Always had a feeling it was due to my negativity – and for the record I did get sick out there so already in a bad headspace + irritsbiity.
It was small stuff that was back and forth like wanting my phone charger to charge all his devices when my phone is dying, me giving attitude wanting to borrow my hangars that are in use etc. just stuff that in a better headspace I’d be fine with or handle better. I’m for sure in the wrong here – but that’s not to say they are entirely innocent either. They are a bit reckless.
Another buddy asked him if we are close still and he said there’s no problem but just too much negativity from Brazil was off putting which I get and honestly don’t blame him for being like you know what that’s too much for me.
I did apologize once by saying sorry for how I acted wasn’t okay for me, but I was also going through the roughest patch of my life. Which wasn’t met with acknowledgment or a further elaboration on their end either.

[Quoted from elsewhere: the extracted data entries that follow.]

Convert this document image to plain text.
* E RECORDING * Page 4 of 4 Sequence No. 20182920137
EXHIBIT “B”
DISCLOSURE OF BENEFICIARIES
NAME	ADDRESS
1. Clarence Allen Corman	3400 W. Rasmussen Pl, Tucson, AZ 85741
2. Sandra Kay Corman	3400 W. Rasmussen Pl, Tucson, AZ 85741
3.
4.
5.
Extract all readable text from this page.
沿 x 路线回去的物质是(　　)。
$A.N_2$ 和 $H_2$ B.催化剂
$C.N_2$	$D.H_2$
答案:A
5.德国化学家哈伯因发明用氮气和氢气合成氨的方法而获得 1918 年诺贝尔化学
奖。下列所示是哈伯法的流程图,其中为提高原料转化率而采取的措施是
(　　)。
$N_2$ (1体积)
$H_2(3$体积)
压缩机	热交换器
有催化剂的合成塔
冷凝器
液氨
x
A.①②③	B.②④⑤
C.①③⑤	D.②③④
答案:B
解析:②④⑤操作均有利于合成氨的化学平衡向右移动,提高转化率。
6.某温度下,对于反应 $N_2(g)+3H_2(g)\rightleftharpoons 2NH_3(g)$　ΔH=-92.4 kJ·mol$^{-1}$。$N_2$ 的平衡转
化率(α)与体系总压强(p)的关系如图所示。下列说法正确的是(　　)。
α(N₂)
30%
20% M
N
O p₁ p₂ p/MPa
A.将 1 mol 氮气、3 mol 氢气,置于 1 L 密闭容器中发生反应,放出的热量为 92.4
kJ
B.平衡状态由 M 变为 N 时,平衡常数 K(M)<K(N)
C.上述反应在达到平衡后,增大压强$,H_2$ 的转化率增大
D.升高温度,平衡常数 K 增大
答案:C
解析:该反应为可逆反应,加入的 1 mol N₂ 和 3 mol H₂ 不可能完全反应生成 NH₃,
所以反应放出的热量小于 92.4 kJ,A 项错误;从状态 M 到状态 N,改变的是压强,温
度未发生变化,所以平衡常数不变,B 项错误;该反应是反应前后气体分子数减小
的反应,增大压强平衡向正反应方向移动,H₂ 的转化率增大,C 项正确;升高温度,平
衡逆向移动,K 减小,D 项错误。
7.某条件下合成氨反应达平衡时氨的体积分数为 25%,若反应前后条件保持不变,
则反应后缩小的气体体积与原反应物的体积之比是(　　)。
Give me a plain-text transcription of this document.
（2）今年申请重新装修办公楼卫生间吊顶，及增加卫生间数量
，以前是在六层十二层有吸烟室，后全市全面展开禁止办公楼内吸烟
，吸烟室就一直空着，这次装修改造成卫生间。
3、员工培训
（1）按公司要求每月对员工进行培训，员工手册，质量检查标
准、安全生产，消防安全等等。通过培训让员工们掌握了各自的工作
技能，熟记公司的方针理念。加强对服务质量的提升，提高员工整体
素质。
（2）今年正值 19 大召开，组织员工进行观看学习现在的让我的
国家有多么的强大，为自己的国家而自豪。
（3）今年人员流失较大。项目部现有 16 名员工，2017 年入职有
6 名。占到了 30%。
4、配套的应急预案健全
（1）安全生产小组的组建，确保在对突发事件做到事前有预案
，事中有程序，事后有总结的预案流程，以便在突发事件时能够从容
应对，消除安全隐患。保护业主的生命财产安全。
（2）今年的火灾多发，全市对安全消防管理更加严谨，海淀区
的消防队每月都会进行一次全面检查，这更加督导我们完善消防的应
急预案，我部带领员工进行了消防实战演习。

That other buddy did hang out with me today and said it’s up to me if I want to rekindle or just stay friend but not close anymore with the other Freind. He said I should set up a meetup between me and him and just apologize and see how he felt and mend.
I already knew deep down that was the reason and it musta been bad if that’s the case – I can’t deny that I was acting not good and clearly it’s not something I can be proud of. How do you deal with shame and fallout?
Tl;dr: was being a negative Nancy due to being in a bad headspace and hard place in life. Drove a wedge in a close friendship. Am ashamed, and want advice on processing and maybe seeking closure.